En 1972, un joven cantautor catalán decide musicalizar algunos de los poemas de Hernández. Ya había emprendido una tarea similar tres años antes, con la obra de Antonio Machado, en un álbum que trascendió largamente las fronteras de España. Joan Manuel Serrat soportaba entonces el poco eficaz silenciamiento de la censura franquista. Aunque estaba prohibido promocionar su obra por los medios de prensa y difusión, los españoles seguían comprando sus discos. Se convirtió en frecuente visitante de Sudamérica y de la Argentina en particular a partir de ese tributo machadiano, y logró ser muy pronto uno de los afortunados artistas bendecidos simultáneamente por el gran éxito de público y la aprobación de la crítica.
Serrat cuenta, en la edición mexicana de su primer homenaje a Hernández, cómo lo descubrió en las “maravillosas ediciones” de Austral que llegaban desde la Argentina. Nuestro país le devolvió con creces esa gratitud. Todo en Serrat nos resultaba atractivo: su estilo innovador, que le ponía ritmos y melodías personales a la gran poesía española del siglo XX, en castellano y en catalán, sus elecciones temáticas, su juventud contestataria, su posición coherente contra el régimen franquista, que lo llevó incluso a tener pedido de captura y a permanecer en obligado exilio en México durante un año. En todo el período que, desde 1969, precedió a la muerte de Franco y al golpe militar del ’76, las nuevas generaciones de argentinos descubríamos a un tiempo la música de Los Beatles, el folklore nacional, la teología de la liberación, y la literatura y la filosofía en general.
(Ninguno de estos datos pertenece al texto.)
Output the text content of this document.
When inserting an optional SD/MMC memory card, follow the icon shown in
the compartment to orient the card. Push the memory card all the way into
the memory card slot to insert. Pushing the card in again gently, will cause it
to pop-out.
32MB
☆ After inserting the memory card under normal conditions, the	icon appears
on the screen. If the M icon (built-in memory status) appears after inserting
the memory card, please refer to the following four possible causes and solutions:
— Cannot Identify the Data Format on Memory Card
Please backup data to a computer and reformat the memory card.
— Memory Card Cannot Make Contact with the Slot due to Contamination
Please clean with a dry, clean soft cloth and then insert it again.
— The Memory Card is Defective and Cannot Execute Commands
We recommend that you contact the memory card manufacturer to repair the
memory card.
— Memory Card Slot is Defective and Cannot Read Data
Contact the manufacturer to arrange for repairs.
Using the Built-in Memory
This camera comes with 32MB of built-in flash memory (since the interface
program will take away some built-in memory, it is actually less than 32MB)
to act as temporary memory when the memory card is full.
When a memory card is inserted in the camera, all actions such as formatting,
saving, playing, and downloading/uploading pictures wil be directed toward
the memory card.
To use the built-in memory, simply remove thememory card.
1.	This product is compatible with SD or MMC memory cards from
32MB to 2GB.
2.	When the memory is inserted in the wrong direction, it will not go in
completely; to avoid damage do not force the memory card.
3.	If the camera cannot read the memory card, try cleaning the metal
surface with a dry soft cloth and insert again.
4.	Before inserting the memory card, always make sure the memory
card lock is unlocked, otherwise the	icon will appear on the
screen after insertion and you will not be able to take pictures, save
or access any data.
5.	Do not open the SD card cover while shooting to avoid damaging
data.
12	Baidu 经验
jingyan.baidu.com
Serrat, a la vanguardia de ese presente, reconstituía los vínculos con una España entrañable, sumergida durante el franquismo, y que ya había llegado a la Argentina a través del rico aporte de los exiliados, pero no era difundida tanto ni tan popularmente como hubiera podido esperarse. El abrió las puertas hacia la comprensión admirativa, por parte de los más jóvenes, de los ideales de la República y de sus héroes (ejecutados, encarcelados dentro de su patria o fuera de ella, en la invisible prisión de su nostalgia). Pero también anticipó, como su implícito embajador, vocero y representante, la España que vendría inmediatamente después. La de la transición democrática, la de la reivindicación de las libertades, la que comenzaría su largo proceso de integración con Europa. El “Nano” (como se lo llamó y se lo llama entre nosotros), con su Alberti, su Hernández, su Machado, su Cernuda, sin restarles jerarquía artística (por el contrario, añadiéndoles el plus de su propia creatividad), nos hizo (re)conocer una poesía memorable y también una agenda ética, en un clima de ebullición social, marcado por los debates intelectuales y, crecientemente, por la violencia política.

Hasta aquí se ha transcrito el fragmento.